Thursday, October 10, 2019 - 3:00pm to 4:00pm



RH 440R
Let $p$ be an odd prime. A classical problem in analytic number theory is to give an upper bound on the least primitive root modulo $p$, denoted by $g(p)$. In the 1960s Burgess proved that for any $\varepsilon>0$ one has $g(p)\ll p^{1/4+\varepsilon}$ for sufficiently large $p$. This was a consequence of his landmark character sum inequality, and this result remains the state of the art. However, in applications, explicit estimates are often required, and one needs more than an implicit constant that depends on $\varepsilon$. Recently, Trudgian and the speaker have given an explicit upper bound on $g(p)$ that improves (by a small power of log factor) on what one can obtain using any existing version of the Burgess inequality.
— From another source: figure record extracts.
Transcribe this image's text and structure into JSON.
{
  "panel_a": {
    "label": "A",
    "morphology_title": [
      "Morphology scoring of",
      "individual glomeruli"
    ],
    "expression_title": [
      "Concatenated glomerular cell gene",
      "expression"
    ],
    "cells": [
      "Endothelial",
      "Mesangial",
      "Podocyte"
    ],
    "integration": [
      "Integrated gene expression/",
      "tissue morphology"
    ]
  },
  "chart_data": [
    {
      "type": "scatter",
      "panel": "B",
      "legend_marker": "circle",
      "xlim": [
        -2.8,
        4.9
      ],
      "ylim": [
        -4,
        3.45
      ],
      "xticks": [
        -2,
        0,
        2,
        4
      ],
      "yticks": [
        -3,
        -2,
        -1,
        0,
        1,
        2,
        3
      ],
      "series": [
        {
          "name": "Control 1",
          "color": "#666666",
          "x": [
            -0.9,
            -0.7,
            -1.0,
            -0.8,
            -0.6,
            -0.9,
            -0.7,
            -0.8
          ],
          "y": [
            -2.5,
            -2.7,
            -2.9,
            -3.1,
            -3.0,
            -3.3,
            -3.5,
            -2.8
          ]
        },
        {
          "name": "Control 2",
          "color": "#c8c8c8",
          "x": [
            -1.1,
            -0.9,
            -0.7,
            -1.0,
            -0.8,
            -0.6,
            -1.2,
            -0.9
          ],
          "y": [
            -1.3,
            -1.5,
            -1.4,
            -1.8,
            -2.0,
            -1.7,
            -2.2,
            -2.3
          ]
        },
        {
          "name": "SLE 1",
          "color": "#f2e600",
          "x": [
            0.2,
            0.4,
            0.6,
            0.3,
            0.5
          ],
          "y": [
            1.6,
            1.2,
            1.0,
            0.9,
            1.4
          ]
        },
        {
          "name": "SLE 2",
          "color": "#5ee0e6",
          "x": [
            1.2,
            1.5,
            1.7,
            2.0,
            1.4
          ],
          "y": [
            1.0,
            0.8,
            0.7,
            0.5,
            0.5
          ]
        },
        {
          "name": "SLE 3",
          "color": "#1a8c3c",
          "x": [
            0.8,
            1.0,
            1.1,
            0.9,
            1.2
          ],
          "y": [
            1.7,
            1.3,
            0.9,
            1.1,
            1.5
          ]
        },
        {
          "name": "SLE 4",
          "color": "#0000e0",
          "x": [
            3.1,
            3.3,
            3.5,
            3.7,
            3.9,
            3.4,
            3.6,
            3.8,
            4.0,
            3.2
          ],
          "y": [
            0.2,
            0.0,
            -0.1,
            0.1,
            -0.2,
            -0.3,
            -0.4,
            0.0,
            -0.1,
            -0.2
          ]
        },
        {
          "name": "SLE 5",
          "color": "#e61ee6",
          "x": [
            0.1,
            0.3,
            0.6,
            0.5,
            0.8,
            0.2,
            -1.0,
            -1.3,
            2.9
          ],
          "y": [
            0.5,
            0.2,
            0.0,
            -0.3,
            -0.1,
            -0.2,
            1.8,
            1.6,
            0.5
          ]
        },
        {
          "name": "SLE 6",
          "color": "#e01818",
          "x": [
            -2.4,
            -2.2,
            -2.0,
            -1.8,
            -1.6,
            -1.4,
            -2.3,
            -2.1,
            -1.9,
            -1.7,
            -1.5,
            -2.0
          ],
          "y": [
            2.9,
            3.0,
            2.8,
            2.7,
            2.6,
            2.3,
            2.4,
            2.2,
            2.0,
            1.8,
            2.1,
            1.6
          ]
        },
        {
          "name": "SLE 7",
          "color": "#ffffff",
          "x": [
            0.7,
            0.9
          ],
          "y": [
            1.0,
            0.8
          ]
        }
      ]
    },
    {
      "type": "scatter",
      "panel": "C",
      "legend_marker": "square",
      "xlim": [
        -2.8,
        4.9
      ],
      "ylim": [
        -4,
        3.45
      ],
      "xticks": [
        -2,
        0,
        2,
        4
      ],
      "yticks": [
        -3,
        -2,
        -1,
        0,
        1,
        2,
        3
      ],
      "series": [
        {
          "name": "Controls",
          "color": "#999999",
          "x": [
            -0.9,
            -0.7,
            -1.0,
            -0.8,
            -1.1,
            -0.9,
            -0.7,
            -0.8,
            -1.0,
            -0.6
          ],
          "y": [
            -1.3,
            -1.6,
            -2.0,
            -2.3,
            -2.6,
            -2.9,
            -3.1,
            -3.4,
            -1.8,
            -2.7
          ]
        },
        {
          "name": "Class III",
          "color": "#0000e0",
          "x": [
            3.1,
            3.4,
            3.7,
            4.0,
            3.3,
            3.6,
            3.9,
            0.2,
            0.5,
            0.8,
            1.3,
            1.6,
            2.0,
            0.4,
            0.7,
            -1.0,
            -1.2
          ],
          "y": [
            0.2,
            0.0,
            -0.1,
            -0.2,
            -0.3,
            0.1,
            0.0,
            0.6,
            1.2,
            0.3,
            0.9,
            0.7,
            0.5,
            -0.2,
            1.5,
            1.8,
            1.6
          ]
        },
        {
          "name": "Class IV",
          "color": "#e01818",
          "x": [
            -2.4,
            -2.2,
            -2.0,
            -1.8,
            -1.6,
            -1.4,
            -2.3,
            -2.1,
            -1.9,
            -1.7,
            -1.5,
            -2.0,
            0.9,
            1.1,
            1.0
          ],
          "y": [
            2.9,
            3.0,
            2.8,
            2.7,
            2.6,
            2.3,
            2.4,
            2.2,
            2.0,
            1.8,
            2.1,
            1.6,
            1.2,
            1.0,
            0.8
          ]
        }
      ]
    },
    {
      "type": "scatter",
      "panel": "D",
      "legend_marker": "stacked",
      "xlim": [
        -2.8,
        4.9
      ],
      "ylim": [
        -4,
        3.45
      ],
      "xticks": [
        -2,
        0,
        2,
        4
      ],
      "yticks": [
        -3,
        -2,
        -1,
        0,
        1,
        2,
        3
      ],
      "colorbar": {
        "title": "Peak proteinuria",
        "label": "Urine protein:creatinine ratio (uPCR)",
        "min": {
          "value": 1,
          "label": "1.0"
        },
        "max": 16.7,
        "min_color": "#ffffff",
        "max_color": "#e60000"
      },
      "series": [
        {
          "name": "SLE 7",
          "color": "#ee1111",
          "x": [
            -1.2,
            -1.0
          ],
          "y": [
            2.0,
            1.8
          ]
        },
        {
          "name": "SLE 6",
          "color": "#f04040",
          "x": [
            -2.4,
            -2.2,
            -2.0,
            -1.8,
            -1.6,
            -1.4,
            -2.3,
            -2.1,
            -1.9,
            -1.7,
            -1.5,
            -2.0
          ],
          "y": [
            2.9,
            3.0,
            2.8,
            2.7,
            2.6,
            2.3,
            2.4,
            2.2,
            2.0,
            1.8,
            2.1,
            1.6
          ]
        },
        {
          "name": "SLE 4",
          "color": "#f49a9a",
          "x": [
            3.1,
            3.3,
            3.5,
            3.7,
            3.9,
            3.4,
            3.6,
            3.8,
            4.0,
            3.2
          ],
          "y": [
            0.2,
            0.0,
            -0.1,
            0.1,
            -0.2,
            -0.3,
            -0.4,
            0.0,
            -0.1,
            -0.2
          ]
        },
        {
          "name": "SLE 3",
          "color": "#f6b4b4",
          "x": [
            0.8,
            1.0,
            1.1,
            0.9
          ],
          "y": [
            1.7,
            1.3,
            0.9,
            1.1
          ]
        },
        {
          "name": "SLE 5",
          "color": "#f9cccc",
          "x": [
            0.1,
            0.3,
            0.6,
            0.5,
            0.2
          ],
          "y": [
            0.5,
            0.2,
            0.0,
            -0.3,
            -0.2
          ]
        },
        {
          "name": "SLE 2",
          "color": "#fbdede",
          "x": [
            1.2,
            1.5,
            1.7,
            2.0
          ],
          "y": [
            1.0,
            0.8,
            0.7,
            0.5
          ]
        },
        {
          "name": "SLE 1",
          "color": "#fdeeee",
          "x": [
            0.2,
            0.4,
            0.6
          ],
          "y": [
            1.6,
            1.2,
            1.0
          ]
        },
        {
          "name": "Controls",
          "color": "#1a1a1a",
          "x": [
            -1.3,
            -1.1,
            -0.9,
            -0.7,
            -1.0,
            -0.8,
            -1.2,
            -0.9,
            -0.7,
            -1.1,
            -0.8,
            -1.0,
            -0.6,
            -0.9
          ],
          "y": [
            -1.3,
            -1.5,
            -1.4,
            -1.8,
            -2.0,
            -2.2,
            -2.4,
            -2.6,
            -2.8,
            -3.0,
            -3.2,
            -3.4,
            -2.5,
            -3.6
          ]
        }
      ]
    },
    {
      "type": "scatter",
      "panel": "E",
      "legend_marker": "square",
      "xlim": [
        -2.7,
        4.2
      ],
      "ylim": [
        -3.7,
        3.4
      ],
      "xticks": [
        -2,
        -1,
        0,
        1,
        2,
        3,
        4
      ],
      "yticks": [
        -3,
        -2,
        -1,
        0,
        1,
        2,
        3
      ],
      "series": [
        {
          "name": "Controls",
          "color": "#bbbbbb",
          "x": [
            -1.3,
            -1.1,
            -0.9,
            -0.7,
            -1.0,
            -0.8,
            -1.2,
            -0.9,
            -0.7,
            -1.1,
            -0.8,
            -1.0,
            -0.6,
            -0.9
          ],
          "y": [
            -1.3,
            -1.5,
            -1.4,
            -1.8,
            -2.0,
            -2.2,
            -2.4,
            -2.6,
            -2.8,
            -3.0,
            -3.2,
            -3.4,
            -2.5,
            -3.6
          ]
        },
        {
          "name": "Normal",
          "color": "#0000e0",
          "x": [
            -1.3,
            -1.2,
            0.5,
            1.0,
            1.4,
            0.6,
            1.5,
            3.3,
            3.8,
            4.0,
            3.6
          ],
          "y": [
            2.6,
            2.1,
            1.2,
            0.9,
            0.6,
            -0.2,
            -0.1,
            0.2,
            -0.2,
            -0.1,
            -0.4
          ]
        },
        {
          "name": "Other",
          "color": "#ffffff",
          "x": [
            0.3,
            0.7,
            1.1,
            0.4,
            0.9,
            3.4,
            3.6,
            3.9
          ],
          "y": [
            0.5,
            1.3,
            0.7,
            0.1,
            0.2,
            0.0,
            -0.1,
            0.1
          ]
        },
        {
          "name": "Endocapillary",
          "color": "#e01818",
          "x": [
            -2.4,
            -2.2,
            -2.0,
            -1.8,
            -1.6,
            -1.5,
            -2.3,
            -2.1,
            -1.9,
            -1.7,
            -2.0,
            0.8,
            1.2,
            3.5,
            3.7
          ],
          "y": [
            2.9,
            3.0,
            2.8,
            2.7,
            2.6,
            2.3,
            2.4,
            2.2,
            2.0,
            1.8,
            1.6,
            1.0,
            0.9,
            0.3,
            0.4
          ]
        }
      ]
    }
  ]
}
In particular, we show that $g(p)<2r\,2^{r\omega(p-1)}p^{\frac{1}{4}+\frac{1}{4r}}$ for $p>10^{56}$, where $r\geq 2$ is an integer parameter. \[ \ \] In 1952 Grosswald showed that if $g(p)<\sqrt{p}-2$, then the principal congruence subgroup $\Gamma(p)$ for can be generated by the matrix $[1,p;0,1]$ and $p(p-1)(p+1)/12$ other hyperbolic matrices. He conjectured that $g(p)<\sqrt{p}-2$ for $p>409$. Our method allows us to show that Grosswald's conjecture holds unconditionally for $p> 10^{56}$, improving on previous results.